Streaming vendor competition has raised concerns, and Roku (ROKU.US) Q2 revenue guidelines have exceeded expectations. Roku Q1 revenue increased 19% year over year to reach $881.5 million, exceeding expectations of 15%. Operating losses narrowed sharply, from $212.5 million in the same period last year to $72 million due to increased revenue and a 16% reduction in operating expenses. The loss per share was $0.35, and the market expected a loss of $0.62. In terms of operating indicators, the number of streaming households increased 14% year over year, 1.6 million month over month to 81.6 million, streaming time increased 23% to 30.8 billion hours, while average revenue per user (ARPU) remained flat at 40.65 US dollars, the same as year on year. Roku expects total net revenue of US$935 million, gross profit of US$410 million, net loss of US$65 million, and adjusted EBITDA of US$30 million. The company's outlook for Q2 reflects a cautious optimism about its ability to maintain its growth momentum.

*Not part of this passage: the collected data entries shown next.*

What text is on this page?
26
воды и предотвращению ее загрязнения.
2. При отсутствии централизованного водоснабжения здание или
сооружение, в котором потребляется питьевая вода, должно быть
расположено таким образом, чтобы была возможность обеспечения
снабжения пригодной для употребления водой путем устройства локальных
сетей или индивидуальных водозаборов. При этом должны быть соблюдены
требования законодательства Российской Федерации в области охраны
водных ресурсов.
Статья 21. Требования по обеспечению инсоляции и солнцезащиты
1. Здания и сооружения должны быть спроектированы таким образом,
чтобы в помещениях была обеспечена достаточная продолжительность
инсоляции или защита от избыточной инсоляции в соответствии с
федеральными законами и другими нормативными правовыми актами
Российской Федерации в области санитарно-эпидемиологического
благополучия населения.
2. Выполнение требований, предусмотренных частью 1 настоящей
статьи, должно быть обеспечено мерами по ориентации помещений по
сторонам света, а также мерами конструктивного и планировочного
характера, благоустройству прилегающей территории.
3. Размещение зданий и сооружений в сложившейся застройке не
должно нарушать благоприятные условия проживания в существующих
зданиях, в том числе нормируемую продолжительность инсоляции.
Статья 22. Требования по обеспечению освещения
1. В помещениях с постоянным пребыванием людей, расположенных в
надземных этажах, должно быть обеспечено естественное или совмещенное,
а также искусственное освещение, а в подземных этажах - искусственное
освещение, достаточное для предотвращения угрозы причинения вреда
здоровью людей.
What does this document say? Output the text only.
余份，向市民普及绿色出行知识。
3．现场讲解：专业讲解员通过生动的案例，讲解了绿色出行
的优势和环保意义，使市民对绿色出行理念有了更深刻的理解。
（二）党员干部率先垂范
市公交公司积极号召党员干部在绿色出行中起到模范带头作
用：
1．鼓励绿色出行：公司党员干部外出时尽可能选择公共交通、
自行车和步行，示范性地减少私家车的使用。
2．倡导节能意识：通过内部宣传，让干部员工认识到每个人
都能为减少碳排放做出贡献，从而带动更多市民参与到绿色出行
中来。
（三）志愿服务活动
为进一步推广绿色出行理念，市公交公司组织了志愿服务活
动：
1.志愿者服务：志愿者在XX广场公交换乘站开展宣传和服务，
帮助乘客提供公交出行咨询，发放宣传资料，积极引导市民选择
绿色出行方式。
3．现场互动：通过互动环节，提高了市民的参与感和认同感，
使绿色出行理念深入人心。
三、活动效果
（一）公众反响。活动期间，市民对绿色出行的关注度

Snap (SNAP.US) weathered the “painful period of transformation”: Q1 active users, Q2 revenue guidelines exceeded expectations. Snap Q1 revenue increased 20.4% year over year to $1.19 billion, higher than the forecast of $1.12 billion. Non-GAAP earnings per share of $0.03 were also better than expected. The company provided positive signs that its efforts to reform the digital advertising business are being welcomed by marketers, which has not only boosted revenue but also formed stronger competition with giants such as Google and Meta. Snap expects second-quarter sales to increase by up to 18% year over year to reach $1.26 billion. The average estimate from analysts was $1.21 billion. The company also expects adjusted EBITDA for the second quarter to be between $15 million and $45 million. Snap's results in the first quarter of 2024 benefited from improved ad sales and better user reach, its flagship social media app, Snapchat.

Key economic data and event forecasts

20:30 Beijing time: US monthly personal expenditure rate for March (%), US March PCE price index annual rate (%).

22:00 Beijing time: The final value of the US Consumer Confidence Index for April at the University of Michigan.

The next day at 01:00 a.m. Beijing time: The total number of US drills (ports) for the week ending April 26.

The next day at 03:30 a.m. Beijing time: The CFTC released the weekly position report.